All Quiet on the Western Front is about World War I, presumably as the war is ending. Whether or not it was influenced by the book of the same name, you’d have to ask Bernie. But I’m thinking yes. Although it doesn’t really matter which war, to be honest, just that it’s about the tragedy that is war. I mean, through history, we’ve (and that’s a collective, global “we’ve”) sent our young men off to war, at the prime of their lives, many of them never to return. And those that do return will never be the same.
And we’re still doing it.
Tragic.
Once again, Bernie’s lyrics paint a poignant picture:
All quiet on the Western Front, nobody saw
A youth asleep in the foreign soil, planted by the war
…
So tired of this garden’s grief, nobody cares
Old kin kiss the small white cross, their only souvenir
Don’t those words just break your heart?

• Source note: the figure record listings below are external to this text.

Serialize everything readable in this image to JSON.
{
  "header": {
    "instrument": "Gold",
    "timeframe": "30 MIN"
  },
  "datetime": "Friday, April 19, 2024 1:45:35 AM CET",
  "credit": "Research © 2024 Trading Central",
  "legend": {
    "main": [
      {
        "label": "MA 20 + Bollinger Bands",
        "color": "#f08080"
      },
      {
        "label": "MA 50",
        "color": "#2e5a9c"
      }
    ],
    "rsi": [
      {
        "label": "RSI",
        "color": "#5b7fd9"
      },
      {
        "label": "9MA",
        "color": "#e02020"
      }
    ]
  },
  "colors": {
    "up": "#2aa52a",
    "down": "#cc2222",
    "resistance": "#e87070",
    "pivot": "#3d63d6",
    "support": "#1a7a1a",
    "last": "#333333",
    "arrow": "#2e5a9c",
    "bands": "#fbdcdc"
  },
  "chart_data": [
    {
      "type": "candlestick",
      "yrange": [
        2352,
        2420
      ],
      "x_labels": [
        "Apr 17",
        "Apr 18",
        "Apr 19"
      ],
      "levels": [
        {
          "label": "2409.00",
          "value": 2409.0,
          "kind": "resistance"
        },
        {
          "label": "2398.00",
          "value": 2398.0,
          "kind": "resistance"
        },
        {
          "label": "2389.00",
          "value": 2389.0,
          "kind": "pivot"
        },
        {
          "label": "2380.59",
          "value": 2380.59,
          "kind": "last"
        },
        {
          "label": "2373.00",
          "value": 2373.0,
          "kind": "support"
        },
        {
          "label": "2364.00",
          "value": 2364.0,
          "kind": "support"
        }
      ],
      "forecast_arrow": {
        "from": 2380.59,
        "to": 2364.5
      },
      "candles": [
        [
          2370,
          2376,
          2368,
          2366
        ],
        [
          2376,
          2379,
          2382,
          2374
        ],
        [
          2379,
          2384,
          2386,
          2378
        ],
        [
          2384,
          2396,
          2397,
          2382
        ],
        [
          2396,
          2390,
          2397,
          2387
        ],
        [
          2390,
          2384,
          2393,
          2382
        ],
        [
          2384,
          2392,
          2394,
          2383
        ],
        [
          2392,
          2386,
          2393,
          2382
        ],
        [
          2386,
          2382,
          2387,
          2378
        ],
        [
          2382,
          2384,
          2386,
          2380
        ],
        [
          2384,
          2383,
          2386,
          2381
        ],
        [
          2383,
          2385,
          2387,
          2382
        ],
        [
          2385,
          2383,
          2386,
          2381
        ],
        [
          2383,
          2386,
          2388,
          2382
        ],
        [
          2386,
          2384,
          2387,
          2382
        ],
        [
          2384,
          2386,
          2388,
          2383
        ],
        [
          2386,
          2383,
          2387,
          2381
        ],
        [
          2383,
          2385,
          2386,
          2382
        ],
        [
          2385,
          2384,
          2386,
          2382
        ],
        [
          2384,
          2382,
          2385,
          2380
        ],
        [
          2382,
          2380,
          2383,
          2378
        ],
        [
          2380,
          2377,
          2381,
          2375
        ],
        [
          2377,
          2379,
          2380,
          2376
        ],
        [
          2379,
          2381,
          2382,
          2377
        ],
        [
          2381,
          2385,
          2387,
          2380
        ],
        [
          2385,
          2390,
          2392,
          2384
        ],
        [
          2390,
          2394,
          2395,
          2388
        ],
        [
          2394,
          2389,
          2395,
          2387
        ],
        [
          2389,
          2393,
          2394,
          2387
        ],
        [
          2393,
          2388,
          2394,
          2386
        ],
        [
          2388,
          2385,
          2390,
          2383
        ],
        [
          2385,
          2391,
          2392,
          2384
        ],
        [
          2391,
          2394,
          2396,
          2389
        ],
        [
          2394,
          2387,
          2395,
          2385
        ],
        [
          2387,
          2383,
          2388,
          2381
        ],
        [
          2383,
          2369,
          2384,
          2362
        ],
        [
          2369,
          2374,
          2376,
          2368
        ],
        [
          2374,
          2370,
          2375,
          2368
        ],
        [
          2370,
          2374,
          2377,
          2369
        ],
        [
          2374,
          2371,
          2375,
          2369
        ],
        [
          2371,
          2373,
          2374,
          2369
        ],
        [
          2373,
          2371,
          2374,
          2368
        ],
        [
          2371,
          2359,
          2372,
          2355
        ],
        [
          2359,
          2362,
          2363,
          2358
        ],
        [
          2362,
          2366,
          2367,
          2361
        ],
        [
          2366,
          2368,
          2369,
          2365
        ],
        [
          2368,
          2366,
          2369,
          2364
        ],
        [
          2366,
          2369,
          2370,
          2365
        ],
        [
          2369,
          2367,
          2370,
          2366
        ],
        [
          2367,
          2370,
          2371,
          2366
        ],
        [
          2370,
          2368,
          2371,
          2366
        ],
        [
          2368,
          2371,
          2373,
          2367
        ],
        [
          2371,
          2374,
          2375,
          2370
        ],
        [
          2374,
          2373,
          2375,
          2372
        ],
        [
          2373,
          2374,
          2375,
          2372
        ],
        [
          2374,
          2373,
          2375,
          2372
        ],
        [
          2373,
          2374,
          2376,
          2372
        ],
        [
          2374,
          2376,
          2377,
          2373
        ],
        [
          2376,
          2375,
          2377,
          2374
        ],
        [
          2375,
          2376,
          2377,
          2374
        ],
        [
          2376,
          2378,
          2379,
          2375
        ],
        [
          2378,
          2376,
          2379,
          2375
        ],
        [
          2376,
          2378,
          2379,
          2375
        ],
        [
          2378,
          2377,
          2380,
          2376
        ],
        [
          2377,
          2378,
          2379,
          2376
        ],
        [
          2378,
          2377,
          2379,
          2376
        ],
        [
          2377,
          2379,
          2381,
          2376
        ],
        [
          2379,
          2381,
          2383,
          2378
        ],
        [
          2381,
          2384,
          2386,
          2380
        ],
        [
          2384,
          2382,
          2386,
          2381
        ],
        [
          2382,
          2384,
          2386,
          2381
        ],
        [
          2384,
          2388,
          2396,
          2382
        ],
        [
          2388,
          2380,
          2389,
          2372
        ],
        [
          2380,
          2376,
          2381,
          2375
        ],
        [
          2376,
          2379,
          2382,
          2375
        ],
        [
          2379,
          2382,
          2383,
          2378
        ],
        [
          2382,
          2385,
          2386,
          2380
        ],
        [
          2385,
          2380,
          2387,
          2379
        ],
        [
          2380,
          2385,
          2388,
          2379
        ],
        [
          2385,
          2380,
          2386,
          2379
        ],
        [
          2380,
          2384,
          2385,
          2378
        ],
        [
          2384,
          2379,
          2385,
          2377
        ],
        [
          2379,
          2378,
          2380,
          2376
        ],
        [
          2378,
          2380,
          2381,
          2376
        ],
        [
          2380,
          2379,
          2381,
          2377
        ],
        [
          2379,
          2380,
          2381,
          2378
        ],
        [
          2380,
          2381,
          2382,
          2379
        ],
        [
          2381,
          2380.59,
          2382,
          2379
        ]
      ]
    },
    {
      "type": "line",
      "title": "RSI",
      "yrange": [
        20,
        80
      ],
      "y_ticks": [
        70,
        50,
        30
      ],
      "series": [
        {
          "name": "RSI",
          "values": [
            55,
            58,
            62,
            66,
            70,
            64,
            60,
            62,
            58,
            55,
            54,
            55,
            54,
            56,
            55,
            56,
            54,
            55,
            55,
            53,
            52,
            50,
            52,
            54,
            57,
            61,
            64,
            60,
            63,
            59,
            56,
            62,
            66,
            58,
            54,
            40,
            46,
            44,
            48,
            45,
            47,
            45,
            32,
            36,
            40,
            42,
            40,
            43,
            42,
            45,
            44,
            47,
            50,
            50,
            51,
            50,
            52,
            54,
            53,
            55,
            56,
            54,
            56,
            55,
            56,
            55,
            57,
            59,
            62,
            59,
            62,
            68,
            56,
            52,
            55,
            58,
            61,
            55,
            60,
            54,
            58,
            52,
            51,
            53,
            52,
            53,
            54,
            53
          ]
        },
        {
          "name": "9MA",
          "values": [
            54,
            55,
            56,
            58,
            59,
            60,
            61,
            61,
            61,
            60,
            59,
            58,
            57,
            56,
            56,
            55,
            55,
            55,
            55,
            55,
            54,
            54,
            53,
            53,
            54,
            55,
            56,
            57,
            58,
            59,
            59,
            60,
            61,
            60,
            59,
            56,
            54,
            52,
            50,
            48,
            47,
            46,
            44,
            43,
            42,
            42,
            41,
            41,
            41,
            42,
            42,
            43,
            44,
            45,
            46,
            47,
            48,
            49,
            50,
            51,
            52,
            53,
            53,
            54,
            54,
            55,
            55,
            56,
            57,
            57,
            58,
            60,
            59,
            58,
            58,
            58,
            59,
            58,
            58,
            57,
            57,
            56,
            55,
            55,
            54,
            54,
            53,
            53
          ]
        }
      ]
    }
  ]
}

They do mine. Every time I hear this song I get goosebumps.
And Elton’s voice has a sadness to it, don’t you think? I alluded to the big arrangement earlier, and it is big and dramatic, particularly the ending, but it’s also quite simple. I close my eyes and picture troops marching.
Fever reaps the flowers of France, fair-haired boys
String the harps to Victory’s voice, joyous noise
That part always reminds me of the poem that Karen Blixen (Meryl Streep) reads at Denys Finch Hatton’s funeral in the movie Out of Africa (To an Athlete Dying Young):
And round that early-laurelled head
Will flock to gaze the strengthless dead,
And find unwithered on its curls
The garland briefer than a girl’s.
Athletes, warriors, too many with HIV, innocents in a classroom, the list is endless. But the message, albeit simple, is quite clear. Too many die too young.